The letter to McGoldrick ended with, "Since my first telephone conversation with you, I want you to know that you have been in my prayer."
McGoldrick, however, disputes that any investigation was ever held.
"They did not contact my sister, who witnessed the beatings, nor my doctors or therapists who have treated me for [the nun's] abuse."
Two weeks later, he received a letter from Sister Jean Amore, the president of the order.
"Though our investigation is somewhat limited because of the fifty-year time lapse between the alleged incident described by you and today, there is no information that substantiates your claim."
McGoldrick says that he went back to St.

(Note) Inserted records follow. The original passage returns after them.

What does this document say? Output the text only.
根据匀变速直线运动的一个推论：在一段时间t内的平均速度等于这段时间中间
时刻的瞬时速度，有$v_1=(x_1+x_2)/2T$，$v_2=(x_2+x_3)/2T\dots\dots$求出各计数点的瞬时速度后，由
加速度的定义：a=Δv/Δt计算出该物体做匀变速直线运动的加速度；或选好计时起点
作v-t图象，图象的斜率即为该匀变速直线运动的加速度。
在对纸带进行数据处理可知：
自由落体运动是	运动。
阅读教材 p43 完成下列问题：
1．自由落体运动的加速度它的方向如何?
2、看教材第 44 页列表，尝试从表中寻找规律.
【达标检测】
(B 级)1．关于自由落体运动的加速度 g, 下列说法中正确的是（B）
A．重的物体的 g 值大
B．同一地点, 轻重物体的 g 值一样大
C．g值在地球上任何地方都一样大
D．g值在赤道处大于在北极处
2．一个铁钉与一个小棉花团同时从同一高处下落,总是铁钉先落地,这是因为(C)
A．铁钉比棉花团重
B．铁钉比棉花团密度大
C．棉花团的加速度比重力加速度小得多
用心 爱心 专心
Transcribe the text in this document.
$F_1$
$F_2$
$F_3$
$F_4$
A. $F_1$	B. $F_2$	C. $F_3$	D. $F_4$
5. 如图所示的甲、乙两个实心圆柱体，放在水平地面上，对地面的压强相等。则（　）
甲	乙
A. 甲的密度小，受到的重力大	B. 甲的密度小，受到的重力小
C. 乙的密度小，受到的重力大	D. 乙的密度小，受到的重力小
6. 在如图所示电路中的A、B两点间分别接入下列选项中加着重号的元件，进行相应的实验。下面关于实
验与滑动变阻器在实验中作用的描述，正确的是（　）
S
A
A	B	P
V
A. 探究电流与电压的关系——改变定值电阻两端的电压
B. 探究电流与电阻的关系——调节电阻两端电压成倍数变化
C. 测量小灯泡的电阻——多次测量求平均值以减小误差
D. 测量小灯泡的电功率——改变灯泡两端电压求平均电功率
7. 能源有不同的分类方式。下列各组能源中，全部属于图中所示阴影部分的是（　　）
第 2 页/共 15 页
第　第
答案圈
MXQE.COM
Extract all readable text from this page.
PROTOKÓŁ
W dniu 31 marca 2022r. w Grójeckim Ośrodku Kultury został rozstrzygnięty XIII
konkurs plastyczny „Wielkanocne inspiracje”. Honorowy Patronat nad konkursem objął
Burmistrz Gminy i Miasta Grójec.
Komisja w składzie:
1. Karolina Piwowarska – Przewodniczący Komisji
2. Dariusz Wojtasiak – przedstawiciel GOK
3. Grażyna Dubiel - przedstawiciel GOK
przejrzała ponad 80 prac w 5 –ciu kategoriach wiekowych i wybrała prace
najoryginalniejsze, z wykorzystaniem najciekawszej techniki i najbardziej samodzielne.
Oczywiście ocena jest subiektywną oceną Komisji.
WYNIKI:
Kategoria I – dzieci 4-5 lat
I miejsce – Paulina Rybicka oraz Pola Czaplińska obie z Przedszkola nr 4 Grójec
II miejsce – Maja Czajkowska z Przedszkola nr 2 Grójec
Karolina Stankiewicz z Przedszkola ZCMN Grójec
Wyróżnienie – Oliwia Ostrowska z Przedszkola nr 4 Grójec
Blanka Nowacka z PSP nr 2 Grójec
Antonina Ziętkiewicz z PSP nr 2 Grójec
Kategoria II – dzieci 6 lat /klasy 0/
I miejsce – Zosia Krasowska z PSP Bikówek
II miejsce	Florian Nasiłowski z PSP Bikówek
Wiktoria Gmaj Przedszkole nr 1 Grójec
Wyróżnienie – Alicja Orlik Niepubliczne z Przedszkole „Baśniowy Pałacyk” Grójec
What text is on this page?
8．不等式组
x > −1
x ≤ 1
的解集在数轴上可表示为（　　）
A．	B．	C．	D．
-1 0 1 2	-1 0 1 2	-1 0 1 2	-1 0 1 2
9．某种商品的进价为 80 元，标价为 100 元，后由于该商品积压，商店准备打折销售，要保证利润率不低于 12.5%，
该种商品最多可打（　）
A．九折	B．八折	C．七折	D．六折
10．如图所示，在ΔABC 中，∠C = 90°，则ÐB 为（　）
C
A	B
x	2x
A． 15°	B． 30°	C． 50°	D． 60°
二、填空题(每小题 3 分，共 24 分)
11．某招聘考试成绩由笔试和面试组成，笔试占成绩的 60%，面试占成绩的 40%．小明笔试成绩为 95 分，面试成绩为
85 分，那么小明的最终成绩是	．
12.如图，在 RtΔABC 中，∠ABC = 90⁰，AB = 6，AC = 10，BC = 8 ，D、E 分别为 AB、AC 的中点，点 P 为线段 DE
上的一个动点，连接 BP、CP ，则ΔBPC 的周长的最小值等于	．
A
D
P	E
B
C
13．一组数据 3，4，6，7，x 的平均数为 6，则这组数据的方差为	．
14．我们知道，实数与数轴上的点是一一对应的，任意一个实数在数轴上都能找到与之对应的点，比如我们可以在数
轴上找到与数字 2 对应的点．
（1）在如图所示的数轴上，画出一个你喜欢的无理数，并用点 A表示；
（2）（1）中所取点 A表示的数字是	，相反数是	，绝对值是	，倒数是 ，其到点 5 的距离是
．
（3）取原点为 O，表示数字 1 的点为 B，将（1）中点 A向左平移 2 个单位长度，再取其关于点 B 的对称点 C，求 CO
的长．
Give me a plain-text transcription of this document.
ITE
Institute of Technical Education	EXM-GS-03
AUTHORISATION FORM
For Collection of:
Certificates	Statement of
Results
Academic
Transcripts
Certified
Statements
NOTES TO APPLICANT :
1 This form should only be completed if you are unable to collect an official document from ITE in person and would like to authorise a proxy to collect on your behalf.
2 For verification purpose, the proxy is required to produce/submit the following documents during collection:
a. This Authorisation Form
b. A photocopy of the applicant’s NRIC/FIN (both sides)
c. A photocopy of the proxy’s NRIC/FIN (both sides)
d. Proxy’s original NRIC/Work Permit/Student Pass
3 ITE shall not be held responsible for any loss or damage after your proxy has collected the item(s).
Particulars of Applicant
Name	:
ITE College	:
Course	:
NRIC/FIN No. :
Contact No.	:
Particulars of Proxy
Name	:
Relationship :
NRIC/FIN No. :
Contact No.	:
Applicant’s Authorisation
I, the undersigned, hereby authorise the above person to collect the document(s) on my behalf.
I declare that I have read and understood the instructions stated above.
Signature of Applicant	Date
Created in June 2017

Francis de Sales for his last two years of school, but that church officials refused to give him a diploma.
Now, McGoldrick, who was a chief lifeguard in Rockaway for many years, wants others to understand what he went through 55 years ago and to come forward with their own stories.
"The statute of limitations has long since past, and all we have now is the court of public opinion," he says. "I came to them without a lawyer, without representation because all I want is justice."
He says that he has contacted the Sisters of St. Joseph to find who they interviewed during their investigation, but they have not responded to him.
Hoatson sent a letter to Bishop DiMarzio of the Brooklyn Diocese, asking for a meeting, but has been met with silence, he says. Attempts by The Wave to get comment from the Sisters of St. Joseph and the Brooklyn Diocese for this story were unfruitful.